Thus, at Khirbet Heiyaµn, on the southern edge of Deir Dibwan, an experimental sounding made in 1964 revealed that the earliest structures there were Byzantine and the earliest sherds on the site Roman (J. A. Callaway and M. B. Nicol, “A Sounding at Khirbet Heiyaµn,” BASOR 183 (1966), pp. 27–29, 12–13, 19).

Excavations at Khirbet Khudriya, approximately 750 meters east of Deir Dibwan, conducted in 1966 and 1968, revealed only a Byzantine church and an industrial area. The earliest material discovered at this site was late Hellenistic (J. A. Callaway, “The 1968–1969 ’Ai [et-Tell] Excavations,” BASOR 198 [1970], pp. 10–12).

Surface exploration of Khirbet el-Hay, approximately four miles southeast of et-Tell, near Biblical Michmash produced sherds only from the Middle Ages and the Ottoman period (Z. Kallai, “The Land of Benjamin and Mt. Ephraim,” in M. Kochavi, ed., Judea, Samaria, and The Golan Archaeological Survey 1967–68 [Jerusalem, 1972], p. 182).

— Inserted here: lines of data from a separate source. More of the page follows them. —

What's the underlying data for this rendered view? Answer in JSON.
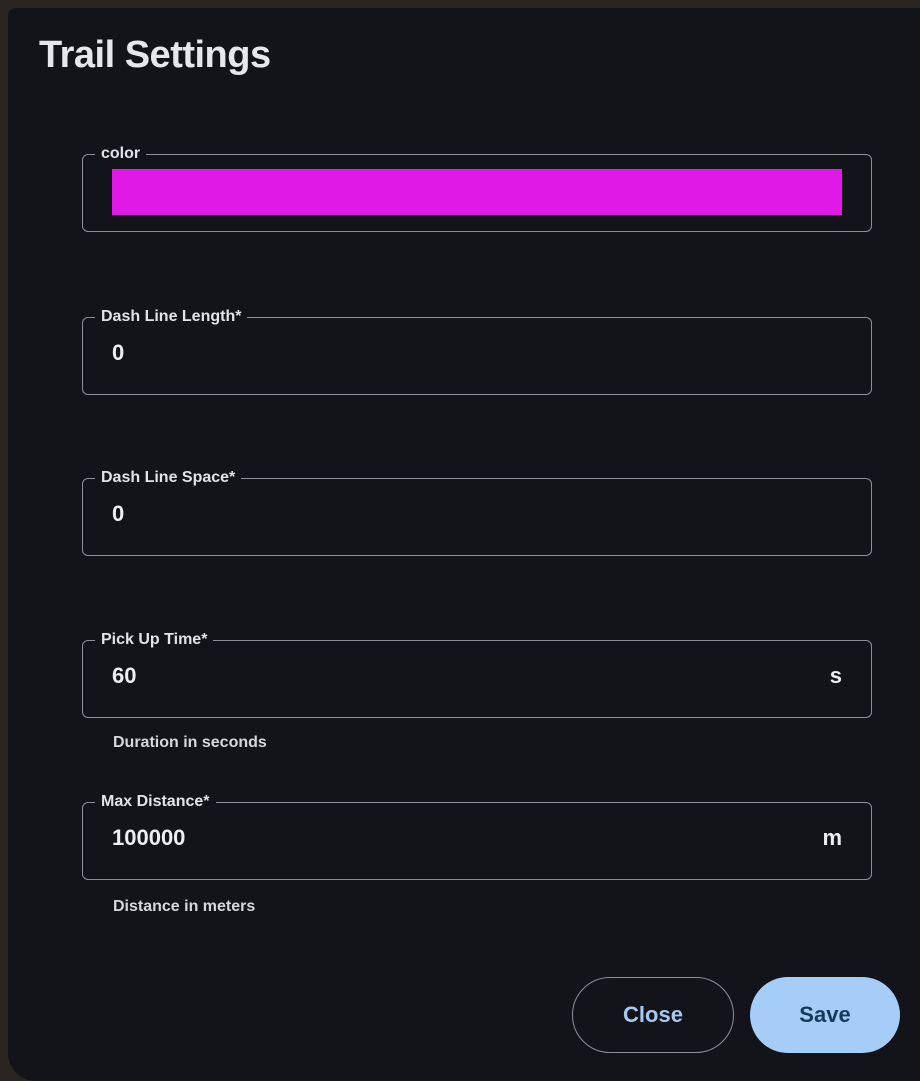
{
  "dialog": {
    "title": "Trail Settings"
  },
  "fields": {
    "color": {
      "label": "color",
      "value": "#e01ae6"
    },
    "dash_line_length": {
      "label": "Dash Line Length*",
      "value": "0"
    },
    "dash_line_space": {
      "label": "Dash Line Space*",
      "value": "0"
    },
    "pick_up_time": {
      "label": "Pick Up Time*",
      "value": "60",
      "unit": "s",
      "helper": "Duration in seconds"
    },
    "max_distance": {
      "label": "Max Distance*",
      "value": "100000",
      "unit": "m",
      "helper": "Distance in meters"
    }
  },
  "actions": {
    "close_label": "Close",
    "save_label": "Save"
  },
  "colors": {
    "dialog_background": "#121419",
    "primary_button": "#a6cdf7",
    "outline": "#8d9099"
  }
}
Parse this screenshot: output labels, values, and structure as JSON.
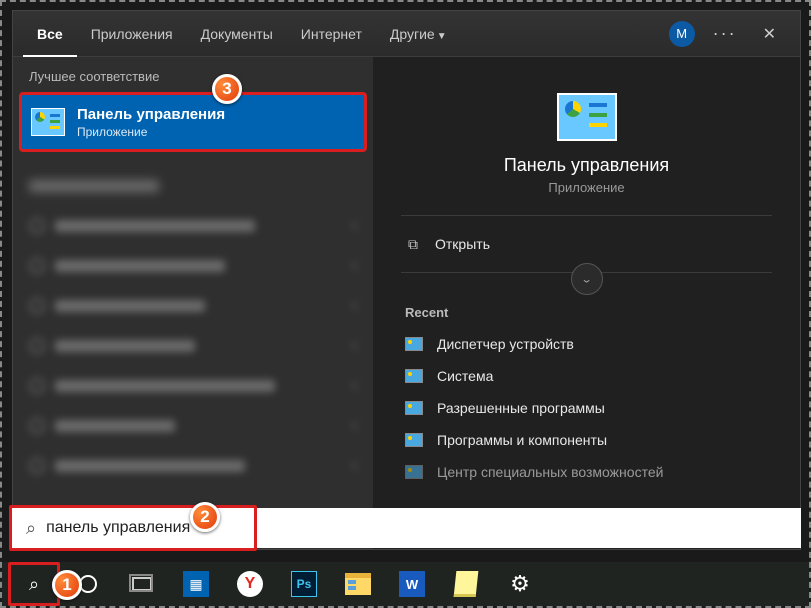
{
  "tabs": {
    "all": "Все",
    "apps": "Приложения",
    "docs": "Документы",
    "web": "Интернет",
    "other": "Другие"
  },
  "avatar_letter": "М",
  "left": {
    "best_label": "Лучшее соответствие",
    "best_title": "Панель управления",
    "best_sub": "Приложение"
  },
  "detail": {
    "title": "Панель управления",
    "sub": "Приложение",
    "open": "Открыть",
    "recent_label": "Recent",
    "recent": [
      "Диспетчер устройств",
      "Система",
      "Разрешенные программы",
      "Программы и компоненты",
      "Центр специальных возможностей"
    ]
  },
  "search": {
    "value": "панель управления"
  },
  "markers": {
    "m1": "1",
    "m2": "2",
    "m3": "3"
  }
}
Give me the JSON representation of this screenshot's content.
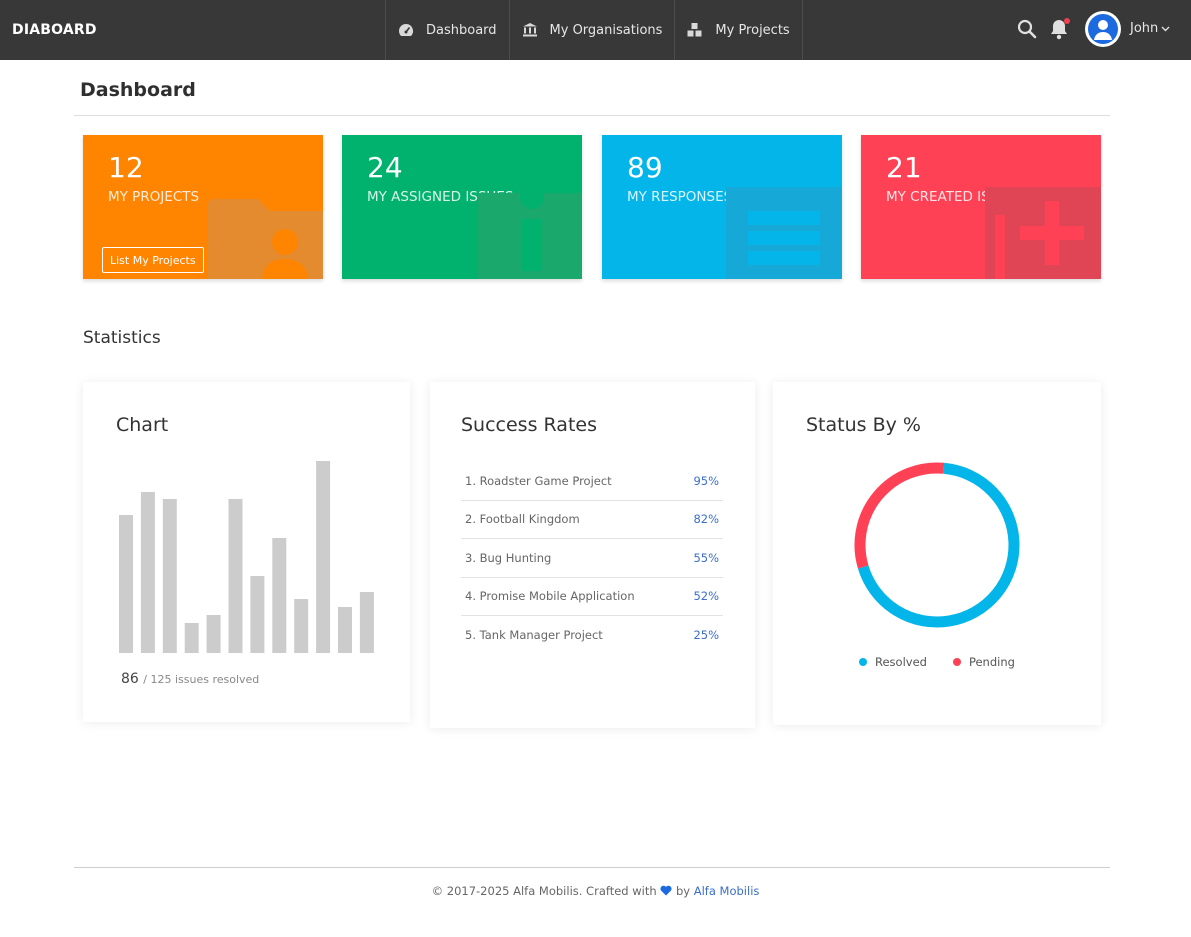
{
  "navbar": {
    "brand": "DIABOARD",
    "links": [
      {
        "label": "Dashboard",
        "icon": "dashboard-gauge-icon"
      },
      {
        "label": "My Organisations",
        "icon": "bank-building-icon"
      },
      {
        "label": "My Projects",
        "icon": "boxes-icon"
      }
    ],
    "user_name": "John",
    "icons": [
      "search-icon",
      "bell-icon",
      "user-avatar-icon",
      "chevron-down-icon"
    ],
    "notification_dot_color": "#f0404f"
  },
  "page": {
    "title": "Dashboard"
  },
  "tiles": [
    {
      "value": "12",
      "label": "MY PROJECTS",
      "color": "#ff8400",
      "button": "List My Projects",
      "icon": "folder-user-icon"
    },
    {
      "value": "24",
      "label": "MY ASSIGNED ISSUES",
      "color": "#00b26e",
      "icon": "info-icon"
    },
    {
      "value": "89",
      "label": "MY RESPONSES",
      "color": "#03b5e8",
      "icon": "list-lines-icon"
    },
    {
      "value": "21",
      "label": "MY CREATED ISSUES",
      "color": "#ff4155",
      "icon": "exclamation-plus-icon"
    }
  ],
  "statistics": {
    "title": "Statistics",
    "chart_card": {
      "title": "Chart",
      "resolved": "86",
      "total_text": "/ 125 issues resolved"
    },
    "success_card": {
      "title": "Success Rates",
      "rows": [
        {
          "name": "1. Roadster Game Project",
          "value": "95%"
        },
        {
          "name": "2. Football Kingdom",
          "value": "82%"
        },
        {
          "name": "3. Bug Hunting",
          "value": "55%"
        },
        {
          "name": "4. Promise Mobile Application",
          "value": "52%"
        },
        {
          "name": "5. Tank Manager Project",
          "value": "25%"
        }
      ]
    },
    "status_card": {
      "title": "Status By %",
      "legend": [
        {
          "label": "Resolved",
          "color": "#03b5e8"
        },
        {
          "label": "Pending",
          "color": "#ff4155"
        }
      ]
    }
  },
  "chart_data": [
    {
      "type": "bar",
      "values": [
        138,
        161,
        154,
        30,
        38,
        154,
        77,
        115,
        54,
        192,
        46,
        61
      ],
      "ylim": [
        0,
        192
      ],
      "color": "#cccccc",
      "grid": false
    },
    {
      "type": "pie",
      "donut": true,
      "labels": [
        "Resolved",
        "Pending"
      ],
      "values": [
        69,
        31
      ],
      "colors": [
        "#03b5e8",
        "#ff4155"
      ]
    }
  ],
  "footer": {
    "text": "© 2017-2025 Alfa Mobilis. Crafted with",
    "by": "by",
    "link": "Alfa Mobilis",
    "heart_color": "#1d6ae0"
  }
}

An intensive survey of a fifth site, an unnamed tell located about two miles southwest of Beitin, indicated that there had been no Middle Bronze-Late Bronze occupation. Although there may have been a small Iron Age settlement on the site, its major periods of growth and development were Roman and Byzantine (R. B. Blizzard, “Intensive Systematic Surface Collection at Livingston’s Proposed Site for Biblical Ai,” Westminster Theological Journal 36 [1973–74], pp. 224–225).